O avanço da AfD e o paradoxo da Esquerda na Alemanha

A política alemã em março de 2026 assemelha-se a um tabuleiro dividido. Enquanto o governo de Friedrich Merz em Berlim tenta estabilizar a economia nacional, as eleições estaduais de Baden-Württemberg e da Renânia-Palatinado revelaram um cenário de contrastes profundos. De um lado, a AfD (Alternativa para a Alemanha) consolida-se como uma força incontornável no Oeste; de outro, o Die Linke (A Esquerda) vive um paradoxo: embora tenha mostrado força nacional nas últimas eleições federais, ainda luta para converter esse prestígio em assentos nos estados do Sudoeste.

 

“Die Linke tem uma voz nacional respeitada, mas enfrenta dificuldades extremas para furar a bolha eleitoral em estados do antigo Oeste, onde o voto de protesto tem sido capturado majoritariamente pela direita radical”.
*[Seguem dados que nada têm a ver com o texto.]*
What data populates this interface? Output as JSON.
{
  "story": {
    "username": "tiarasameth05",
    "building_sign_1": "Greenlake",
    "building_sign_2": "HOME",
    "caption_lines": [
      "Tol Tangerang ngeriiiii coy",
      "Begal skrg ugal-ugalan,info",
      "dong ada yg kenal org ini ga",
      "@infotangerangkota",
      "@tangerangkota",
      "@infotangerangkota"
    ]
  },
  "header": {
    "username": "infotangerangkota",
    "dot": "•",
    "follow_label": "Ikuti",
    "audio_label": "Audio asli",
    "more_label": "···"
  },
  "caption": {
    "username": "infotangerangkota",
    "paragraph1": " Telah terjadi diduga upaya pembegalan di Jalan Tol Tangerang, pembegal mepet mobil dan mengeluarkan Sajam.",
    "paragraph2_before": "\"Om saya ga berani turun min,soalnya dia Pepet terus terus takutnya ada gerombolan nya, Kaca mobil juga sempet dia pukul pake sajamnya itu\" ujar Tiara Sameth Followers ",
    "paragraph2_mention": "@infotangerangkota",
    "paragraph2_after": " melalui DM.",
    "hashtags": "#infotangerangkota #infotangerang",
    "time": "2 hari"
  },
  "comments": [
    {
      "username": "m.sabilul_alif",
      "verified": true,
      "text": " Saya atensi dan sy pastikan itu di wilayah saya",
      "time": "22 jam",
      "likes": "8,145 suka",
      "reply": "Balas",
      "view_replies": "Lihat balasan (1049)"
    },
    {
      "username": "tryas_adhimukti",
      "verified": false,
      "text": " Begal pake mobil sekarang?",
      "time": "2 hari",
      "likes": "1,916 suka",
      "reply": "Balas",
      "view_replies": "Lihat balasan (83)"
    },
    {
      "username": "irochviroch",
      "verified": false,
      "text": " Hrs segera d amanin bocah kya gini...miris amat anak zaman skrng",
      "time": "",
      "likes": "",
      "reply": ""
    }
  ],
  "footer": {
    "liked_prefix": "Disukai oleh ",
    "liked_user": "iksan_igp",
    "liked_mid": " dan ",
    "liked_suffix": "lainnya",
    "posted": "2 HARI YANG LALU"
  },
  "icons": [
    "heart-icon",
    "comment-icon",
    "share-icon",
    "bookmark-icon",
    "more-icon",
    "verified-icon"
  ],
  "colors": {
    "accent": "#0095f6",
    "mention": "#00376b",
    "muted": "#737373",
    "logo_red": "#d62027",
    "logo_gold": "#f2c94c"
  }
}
O primeiro sinal de mudança veio em 8 de março, em Baden-Württemberg. No coração industrial alemão, a AfD saltou para 18,8%, tornando-se a terceira maior força e provando que sua narrativa de resistência contra o custo das políticas migratórias, contra o ritmo acelerado do abandono dos combustíveis fósseis e contra o peso econômico das metas climáticas de Berlim e Bruxelas ressoa fortemente no motor econômico do país. No entanto, o resultado do Die Linke exige uma análise mais cuidadosa. Após conquistar quase 9% dos votos nacionais na eleição de Merz em 2025 (um resultado que silenciou os que previam o fim da sigla), o partido esperava romper a barreira no estado. Contudo, registrou 4,4%, um crescimento em relação aos anos anteriores, mas ainda insuficiente para superar a cláusula de barreira de 5%.
Duas semanas depois, em 22 de março, a Renânia-Palatinado confirmou a tendência. A CDU de Merz venceu com 31%, mas a AfD voltou a brilhar com 19,5%, seu melhor desempenho histórico em um estado ocidental. O Die Linke repetiu o desempenho de 4,4%. Falar em “irrelevância” do partido seria um erro factual grave, dado o seu peso no Parlamento Federal e sua capacidade de mobilização em Berlim. O que os números de março mostram é, na verdade, uma crise de capilaridade regional: o partido tem uma voz nacional respeitada, mas enfrenta dificuldades extremas para furar a bolha eleitoral em estados do antigo Oeste, onde o voto de protesto tem sido capturado majoritariamente pela direita radical.

 

“A AfD agora ocupa quase um quinto dos parlamentos estaduais no Oeste, dificultando a formação de coalizões sem a participação de quase todos os outros partidos. Para o Die Linke, o desafio é estratégico: como traduzir os 9% de apoio nacional em vitórias locais? A sobrevivência da esquerda tradicional depende de superar essa fragmentação e reconectar-se com o eleitorado industrial que, no momento, parece dividido entre a fidelidade ao centro, o radicalismo da AfD e uma esquerda que ainda não encontrou o caminho para chegar até ele”.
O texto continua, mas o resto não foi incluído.